Apprenticeship and matriculation
Vocational matriculation examination
The introduction of a vocational matriculation examination (Berufsreifeprüfung) enables young people to combine the apprenticeship and upper-secondary school leaving examinations. This examination permits unrestricted access to courses of study at Austrian universities and universities of applied sciences, as well as at post-secondary colleges and other Austrian training institutions which require this school-leaving certificate.
The vocational matriculation examination is composed of four examinations:
- Living foreign language
- Examination in special discipline (i.e. the training field of the candidate in question).

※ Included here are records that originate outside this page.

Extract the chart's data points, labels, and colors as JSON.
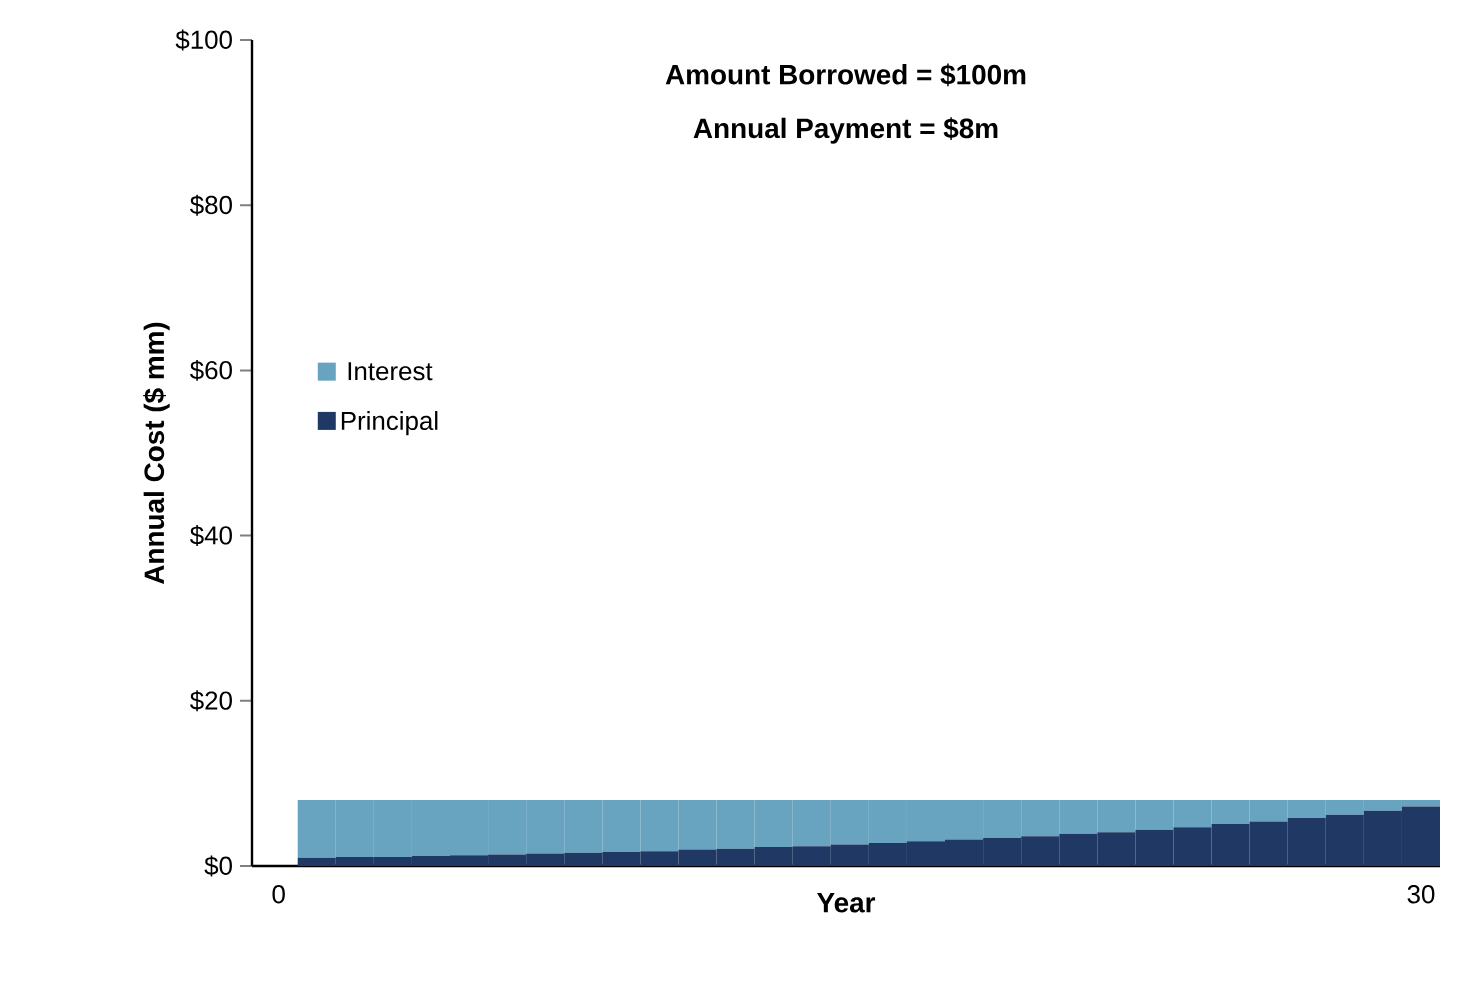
{
  "chart_data": {
    "type": "bar",
    "title": "Amount Borrowed = $100m",
    "subtitle": "Annual Payment = $8m",
    "xlabel": "Year",
    "ylabel": "Annual Cost ($ mm)",
    "stacked": true,
    "legend": "left",
    "x": [
      1,
      2,
      3,
      4,
      5,
      6,
      7,
      8,
      9,
      10,
      11,
      12,
      13,
      14,
      15,
      16,
      17,
      18,
      19,
      20,
      21,
      22,
      23,
      24,
      25,
      26,
      27,
      28,
      29,
      30
    ],
    "xlim": [
      -0.7,
      30.5
    ],
    "xticks": [
      0,
      30
    ],
    "ylim": [
      0,
      100
    ],
    "yticks": [
      {
        "value": 0,
        "label": "$0"
      },
      {
        "value": 20,
        "label": "$20"
      },
      {
        "value": 40,
        "label": "$40"
      },
      {
        "value": 60,
        "label": "$60"
      },
      {
        "value": 80,
        "label": "$80"
      },
      {
        "value": 100,
        "label": "$100"
      }
    ],
    "series": [
      {
        "name": "Principal",
        "color": "#1f3864",
        "values": [
          1.0,
          1.1,
          1.1,
          1.2,
          1.3,
          1.4,
          1.5,
          1.6,
          1.7,
          1.8,
          2.0,
          2.1,
          2.3,
          2.4,
          2.6,
          2.8,
          3.0,
          3.2,
          3.4,
          3.6,
          3.9,
          4.1,
          4.4,
          4.7,
          5.1,
          5.4,
          5.8,
          6.2,
          6.7,
          7.2
        ]
      },
      {
        "name": "Interest",
        "color": "#68a3c0",
        "values": [
          7.0,
          6.9,
          6.9,
          6.8,
          6.7,
          6.6,
          6.5,
          6.4,
          6.3,
          6.2,
          6.0,
          5.9,
          5.7,
          5.6,
          5.4,
          5.2,
          5.0,
          4.8,
          4.6,
          4.4,
          4.1,
          3.9,
          3.6,
          3.3,
          2.9,
          2.6,
          2.2,
          1.8,
          1.3,
          0.8
        ]
      }
    ]
  }
}
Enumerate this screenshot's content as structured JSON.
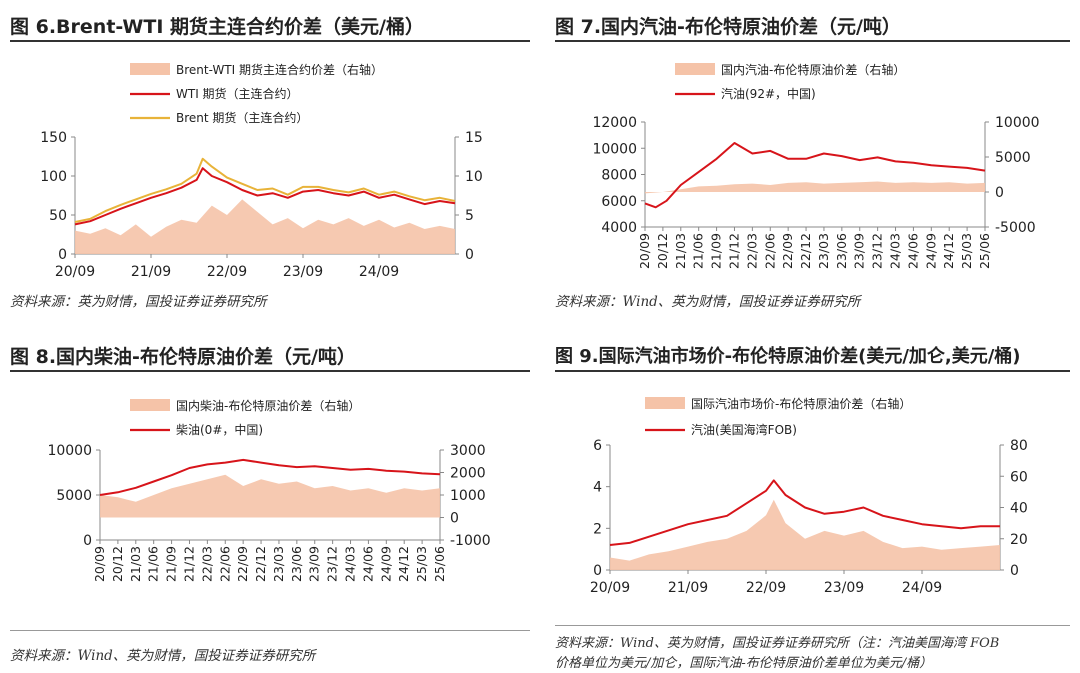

Apprentices attend special courses to prepare themselves for the vocational matriculation examination. These courses are offered by various providers, such as WIFI, bfi, adult education institutes, vocational training schools or various types of upper-secondary schools (e.g. academic secondary schools – AHS, business schools – HAK, secondary colleges for engineering – HTL, secondary colleges for service industries – HLW). Students may also sit for the component examinations referred to above in such courses. Three of the four examinations may be taken during apprenticeship training. However, apprentices must wait until their 19th birthday to take the last examination in the given training field.
Those candidates who attend preparatory courses for the vocational matriculation examination during an ongoing apprenticeship may have their apprenticeships extended for a period equivalent to the period of time spent at (vocational) school, i.e. usually six months.
A new subsidy programme enables apprentices to attend these preparatory courses and examinations throughout Austria free of charge.
Apprenticeship following matriculation examination – reduced period of apprenticeship for graduates of upper secondary school
Graduates of academic secondary schools (AHS) or secondary technical or vocational colleges (BHS) may complete their apprenticeships as a form of additional on-the-job training within a comparatively short period of time. For graduates of upper secondary schools, graduates of secondary technical or vocational schools (BMS), as well as those young people who have already completed an apprenticeship in another apprenticed trade, an apprenticeship that would normally last three years or more may be reduced by one year. For this purpose, and in order to meet this special group’s needs, condensed versions of the accompanying courses at vocational training schools are offered.